Lows: screaming hungry dd on the postnatal ward, midwife snapping 'just give her formula, what do you mean, you don't have a bottle'

milk not coming in for 8 days - and all the palava that entails with a very hungry baby

I think it's a small miracle that I'm bf at 7mths, thanks in part to Mumsnet advice (and my stubbornness!)

bunnybunyip · 19/10/2009 20:48

Hello all,
This thread is getting very popular, it has just taken me half an hour to catch up with how everyone is getting on! Hello to all the newcomers.
I am very tired after my first day at work today. Luckily DS seemed to have a fantastic day at nursery, grinning in the morning, when I popped in at lunchtime and when DH collected him and they waved goodbye. He was even excited and smiling in the evening when he is usually really grumpy so no idea what they have done to him!
He did have quite a bit of formula today at nursery but he was still very keen for a breastfeed before bed. I have had no problems with pain having nearly 12 hours without a feed but am keeping a close eye out for it. Can't wait for thursday, just hope the supply lasts out until then as I don't want to start having to faff with bottles.
Great to read all your highs and lows.

cara2244 · 19/10/2009 20:57

I love this thread! These comments have cheered me up tonight.

The hospital horror stories make me glad I had a home birth (not planned). We didn't have any formula in the house so it wasn't an option.

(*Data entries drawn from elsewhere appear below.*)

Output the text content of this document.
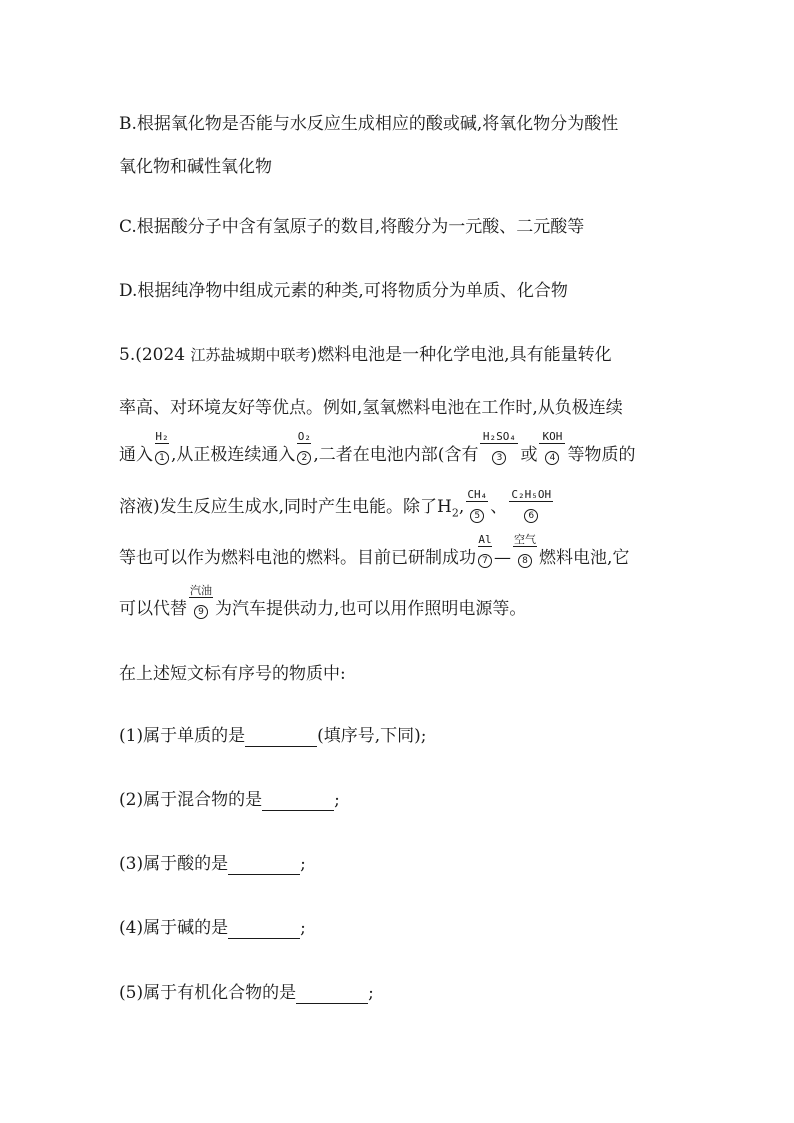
B.根据氧化物是否能与水反应生成相应的酸或碱,将氧化物分为酸性
氧化物和碱性氧化物
C.根据酸分子中含有氢原子的数目,将酸分为一元酸、二元酸等
D.根据纯净物中组成元素的种类,可将物质分为单质、化合物
5.(2024 江苏盐城期中联考)燃料电池是一种化学电池,具有能量转化
率高、对环境友好等优点。例如,氢氧燃料电池在工作时,从负极连续
通入
H₂
1 ,从正极连续通入
O₂
2 ,二者在电池内部(含有
H₂SO₄
3 或
KOH
4 等物质的
溶液)发生反应生成水,同时产生电能。除了$H_2$,
CH₄
5 、
C₂H₅OH
6
等也可以作为燃料电池的燃料。目前已研制成功
Al
7 —
空气
8 燃料电池,它
可以代替
汽油
9 为汽车提供动力,也可以用作照明电源等。
在上述短文标有序号的物质中:
(1)属于单质的是	(填序号,下同);
(2)属于混合物的是	;
(3)属于酸的是	;
(4)属于碱的是	;
(5)属于有机化合物的是	;
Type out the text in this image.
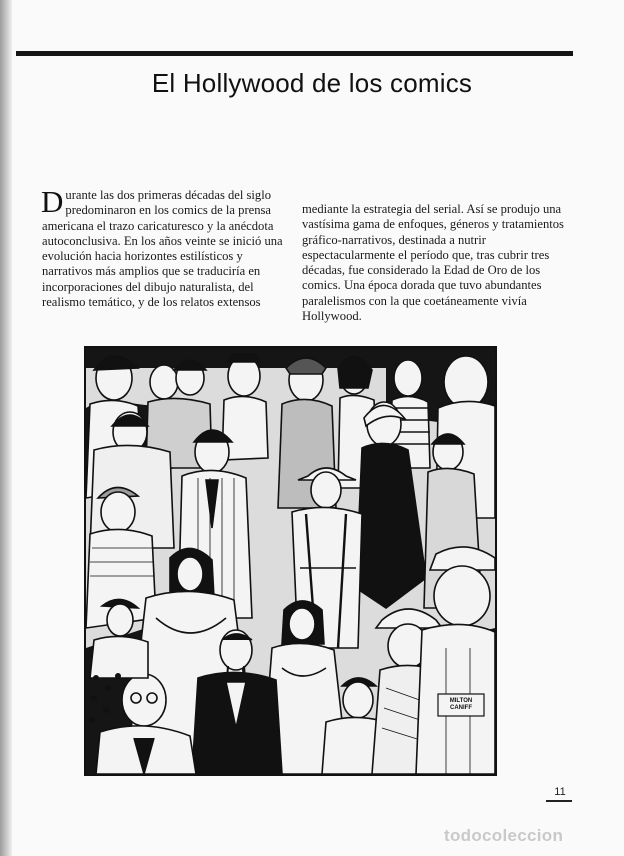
El Hollywood de los comics
Durante las dos primeras décadas del siglo predominaron en los comics de la prensa americana el trazo caricaturesco y la anécdota autoconclusiva. En los años veinte se inició una evolución hacia horizontes estilísticos y narrativos más amplios que se traduciría en incorporaciones del dibujo naturalista, del realismo temático, y de los relatos extensos
mediante la estrategia del serial. Así se produjo una vastísima gama de enfoques, géneros y tratamientos gráfico-narrativos, destinada a nutrir espectacularmente el período que, tras cubrir tres décadas, fue considerado la Edad de Oro de los comics. Una época dorada que tuvo abundantes paralelismos con la que coetáneamente vivía Hollywood.
MILTON CANIFF
11
todocoleccion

tasmanian I have been ill twice since BB was born, and both times it changed my supply. My fullest boob switched over the first time, and the second time both boobs became more even. Keep putting her on and your supply will increase. Are you a teacher then? I am, and it is so hard to express at work - even if I had more than half an hour for lunch, the noisy kids are so off putting. I didn't change anything when I went back (2 days a week) - but both BB and the boobs have adjusted pretty well.

cara2244 · 19/10/2009 20:58

Just asked OH if I could spend the £450 we've saved on formula on clothes! One guess what he said

elkiedee · 19/10/2009 23:24

I'm going back to work full time and DS2 will have to have formula if he wants milk at the CM. I will be effectively working a variable 4 day week for a few months and then going back to 5 days when I get to the end of my leave year and annual leave entitlement towards the end of May. I hope to carry on feeding morning and bedtime, night feeds if asked, and will offer daytime feeds when I'm around and see how it works. He eats quite a lot of food as well and has only drunk a very small amount of the formula I've taken round for him on trial mornings at the childminder, though he's only been there for 2-2.5 hours, twice, and will be there for a 9 hour day from next Tuesday.

I've no particular plan for stopping, would like to carry on for a while if I can.

I do wish he wouldn't bite or try to play with me in the middle of the night but we'll survive, I guess.

elkiedee · 19/10/2009 23:26

I gave DS1 (mostly formula fed from early on, not by choice) cows milk with cereal from whenever I gave him cereal (cornflakes or Weetabix for example) and other food, at some point after 6 months. I would give ds2 cows milk but don't think we've done so yet. He does have yogurt regularly.